Ban accepted the Yenching program’s offer to take classes in Korea for the fall, and will “hopefully” travel to Beijing in the spring to start his research.

“Initially I was a bit frustrated because they didn’t provide any sufficient explanation for the decision to postpone the funding until spring,” he said. “After I met them I felt they made the right decision.”

According to Korea Foundation Professor of Korean Literature David McCann, head tutor of EALC, many concentrators “had to start over again.”

“It really was a very disruptive and a difficult time,” he said. “Everyone [had] to make a new summer for themselves...To have, all of a sudden, the United States government and the University administration saying you can’t go to China or some of the other places—that’s a difficult thing to overcome.”

McCann said he wasn’t sure how students were dealing with the lift on the moratorium.
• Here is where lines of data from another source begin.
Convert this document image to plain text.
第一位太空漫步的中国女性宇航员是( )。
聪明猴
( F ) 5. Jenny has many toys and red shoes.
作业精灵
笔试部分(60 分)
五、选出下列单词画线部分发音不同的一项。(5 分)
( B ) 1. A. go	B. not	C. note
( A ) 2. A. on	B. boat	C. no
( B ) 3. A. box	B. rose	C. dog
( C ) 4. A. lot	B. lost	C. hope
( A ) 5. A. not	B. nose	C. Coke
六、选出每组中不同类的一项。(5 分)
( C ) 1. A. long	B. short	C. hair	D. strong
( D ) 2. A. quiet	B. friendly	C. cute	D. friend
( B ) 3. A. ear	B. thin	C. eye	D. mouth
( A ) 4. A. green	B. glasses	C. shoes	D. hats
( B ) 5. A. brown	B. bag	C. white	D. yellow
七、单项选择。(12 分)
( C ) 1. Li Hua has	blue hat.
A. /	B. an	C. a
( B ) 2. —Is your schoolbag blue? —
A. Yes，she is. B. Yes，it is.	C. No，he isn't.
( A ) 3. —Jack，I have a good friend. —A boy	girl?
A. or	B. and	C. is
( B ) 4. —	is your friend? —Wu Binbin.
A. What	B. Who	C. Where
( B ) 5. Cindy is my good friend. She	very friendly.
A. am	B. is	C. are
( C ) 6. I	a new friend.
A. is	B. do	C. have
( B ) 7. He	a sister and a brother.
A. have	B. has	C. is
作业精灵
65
“I haven’t heard from students since the end of school, so I don’t know how they’ve been doing this summer,” McCann added.

He said he was unsure about travel plans of the East Asian Studies faculty, but “most of the faculty in the department do get over there in the summer.”

McCann said that since many students’ alternate plans involved programs in the United States, the department has generally had less direct communication with students than the organizations that actually give grant money.

East Asian studies concentrator Claudine C. Stuchell ’04, Hackenbracht and Ban said they did not receive any notification about the lifting of the travel ban from their respective departments.

Adams, however, found out about Harvard’s decision almost immediately. He said that he checked the Harvard SARS alert page and the World Health Organization’s website each morning to see how many new SARS cases there were that day.

“It’s something that I’ve been following very closely,” he said.